Wednesday, January 11, 2012

On Change


 


I have often wondered if one can prepare themselves for devastation. Devastation that you know will sooner or later happen inside of you, turning everything you know, everything you believe into crumbles.

It is when you see the tide coming in when you realize the storm is going to hit soon and the only one standing there to welcome it will be you.

So you do what any one does who has been devastated a few times. You start to pretend that everything is ok, you build a little hut, dance around the beach, sip some coconut water. And wait.

You wait - wondering, evaluating, and slowly losing each bit and piece you once knew about yourself, each memory you built into nothingness. 

You know that devastation is the process to transformation, you know once the storm is over and everything is washed clean, there will be sunshine, there will be hope and there will emerge someone entirely different inside of you. You know it because you have seen many a storms and tides. 

But every once in a while in the wait, when the sand slips in between your fingers and there is just nothing you can do about it. The helplessness of not having control, the sinking of your feet into the sand, all of those things… you wish if you could get into a shell and turtle your way smoothly through the storm, just this one time.

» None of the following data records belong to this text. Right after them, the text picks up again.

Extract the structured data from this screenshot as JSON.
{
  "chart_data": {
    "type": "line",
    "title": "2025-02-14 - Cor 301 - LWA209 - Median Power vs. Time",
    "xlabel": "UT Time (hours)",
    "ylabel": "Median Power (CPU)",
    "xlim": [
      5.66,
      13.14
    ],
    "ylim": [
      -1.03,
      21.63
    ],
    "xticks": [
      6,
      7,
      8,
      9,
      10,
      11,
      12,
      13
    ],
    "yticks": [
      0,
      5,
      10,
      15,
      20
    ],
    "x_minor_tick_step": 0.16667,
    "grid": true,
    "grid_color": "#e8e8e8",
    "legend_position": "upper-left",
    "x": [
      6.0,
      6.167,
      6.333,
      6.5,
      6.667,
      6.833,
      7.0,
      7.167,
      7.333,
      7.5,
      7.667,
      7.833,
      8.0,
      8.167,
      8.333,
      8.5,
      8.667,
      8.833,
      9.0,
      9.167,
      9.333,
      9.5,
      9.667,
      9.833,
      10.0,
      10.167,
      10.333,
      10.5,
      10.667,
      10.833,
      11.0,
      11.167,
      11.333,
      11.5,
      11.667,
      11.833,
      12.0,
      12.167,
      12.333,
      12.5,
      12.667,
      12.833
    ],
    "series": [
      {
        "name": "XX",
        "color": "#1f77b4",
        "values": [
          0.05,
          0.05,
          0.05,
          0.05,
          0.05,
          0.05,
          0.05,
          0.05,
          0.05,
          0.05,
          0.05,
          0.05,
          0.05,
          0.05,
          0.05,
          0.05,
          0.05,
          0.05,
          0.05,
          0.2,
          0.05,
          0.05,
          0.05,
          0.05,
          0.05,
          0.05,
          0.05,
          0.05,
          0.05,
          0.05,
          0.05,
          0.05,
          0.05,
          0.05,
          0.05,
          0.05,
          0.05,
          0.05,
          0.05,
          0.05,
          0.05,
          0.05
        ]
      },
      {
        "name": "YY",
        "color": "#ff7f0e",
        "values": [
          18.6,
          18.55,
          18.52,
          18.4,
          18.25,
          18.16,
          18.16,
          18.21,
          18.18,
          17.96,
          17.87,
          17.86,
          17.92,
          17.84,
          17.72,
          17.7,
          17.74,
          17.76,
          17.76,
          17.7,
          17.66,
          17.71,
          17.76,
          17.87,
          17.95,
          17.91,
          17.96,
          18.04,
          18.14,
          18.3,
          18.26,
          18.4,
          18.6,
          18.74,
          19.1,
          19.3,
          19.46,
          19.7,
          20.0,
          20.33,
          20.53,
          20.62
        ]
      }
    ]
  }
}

And while the rain starts to fall slowly and no shell magically appears around you, you close your eyes and hope that that emerging person inside of you will somehow have the answer of how to prepare for devastation.

Sunday, January 8, 2012

I Have Learned

Answers are everywhere, its about opening your eyes to actually see them.
I found this online and it made so much sense, it made so many things clear.
Read on...

I have learned (author unknown)

I’ve learned that you cannot make someone love you. All you can do is be someone who can be loved. The rest is up to them;
I’ve learned that no matter how much I care, some people just don’t care back;
I’ve learned that it takes years to build up trust, and only seconds to destroy it.
I’ve learned that it’s not what you have in your life but who you have in your life that counts;
I’ve learned that you can get by on charm, for about fifteen minutes. After that, you’d better know something;
I’ve learned that you shouldn’t compare yourself to the best others can do.
I’ve learned that you can do something in an instant that will give you heartache for life.
I’ve learned that it’s taking me a long time to become the person that I want to be.
I’ve learned that you should always leave loved ones with loving words. It may b the last time you see them.
I’ve learned that you can keep going long after you can’t.
I’ve learned that we are responsible for all we do, no matter how we feel.
I’ve learned that either you control your attitude or it controls you.
I’ve learned that no matter how hot and steamy a relationship is at first, the passion fades and there had better be something else to take it’s place.
I’ve learned that heroes are the people who do what has to be done when it needs to be done, regardless of the consequences.
I’ve learned that money is a lousy way of keeping score.
I’ve learned that my best friend and I can do anything or nothing and have the best time.
I’ve learned that sometimes the people you expect to kick you when you’re downhill are the ones to help you get back up.
I’ve learned that sometimes when I’m angry I have the right to be angry, but that doesn’t give me the right to be cruel.
I’ve learned that true friendship continues to grow, even over the longest distance. Same goes for true love.
I’ve learned that just because someone doesn’t love you the way you want them to doesn’t mean that they don’t love you with all they have.
I’ve learned that maturity had more to do with what types of experiences you’ve had and what you’ve learned from them and less to do with how many birthdays you’ve celebrated.
I’ve learned that your family won’t always be there for you. It may seem funny, but people you aren’t related to can take care of you and love you and teach you to trust people again. Families aren’t biological.
I’ve learned that no matter how good a friend is, they’re going to hurt you every once in a while and you must forgive them for that.
I’ve learned that it isn’t always enough to be forgiven by others. Sometimes you have to forgive yourself.
I’ve learned that no matter how bad your heart is broken, the world doesn’t stop for your grief.
I’ve learned that our background and circumstances may have influenced who we are, but we are responsible for who we become.
I’ve learned that just because two people argue, it doesn’t mean they don’t love each other. And just because they don’t argue, it doesn’t mean they do.
I’ve learned that we don’t have to change friends if we understand that friends change.
I’ve learned that you shouldn’t be so eager to find out a secret. It could change your life forever.
I’ve learned that two people can look at the exact same thing and see something totally different.
I’ve learned that no matter how you try to protect your children, they will eventually get hurt and you will get hurt in the process.
I’ve learned that your life can be changed in a matter of hours by people who don’t even know you.
I’ve learned that even when you think you have no more to give, when a friend cries out to you, you will find the strength to help.
I’ve learned that credentials on the wall do not make you a decent human being.
I’ve learned that the people you care about the most in life are taken from you too soon.
I’ve learned that it’s hard to determine where to draw the line between being nice and not hurting people’s feelings and standing up for what you believe.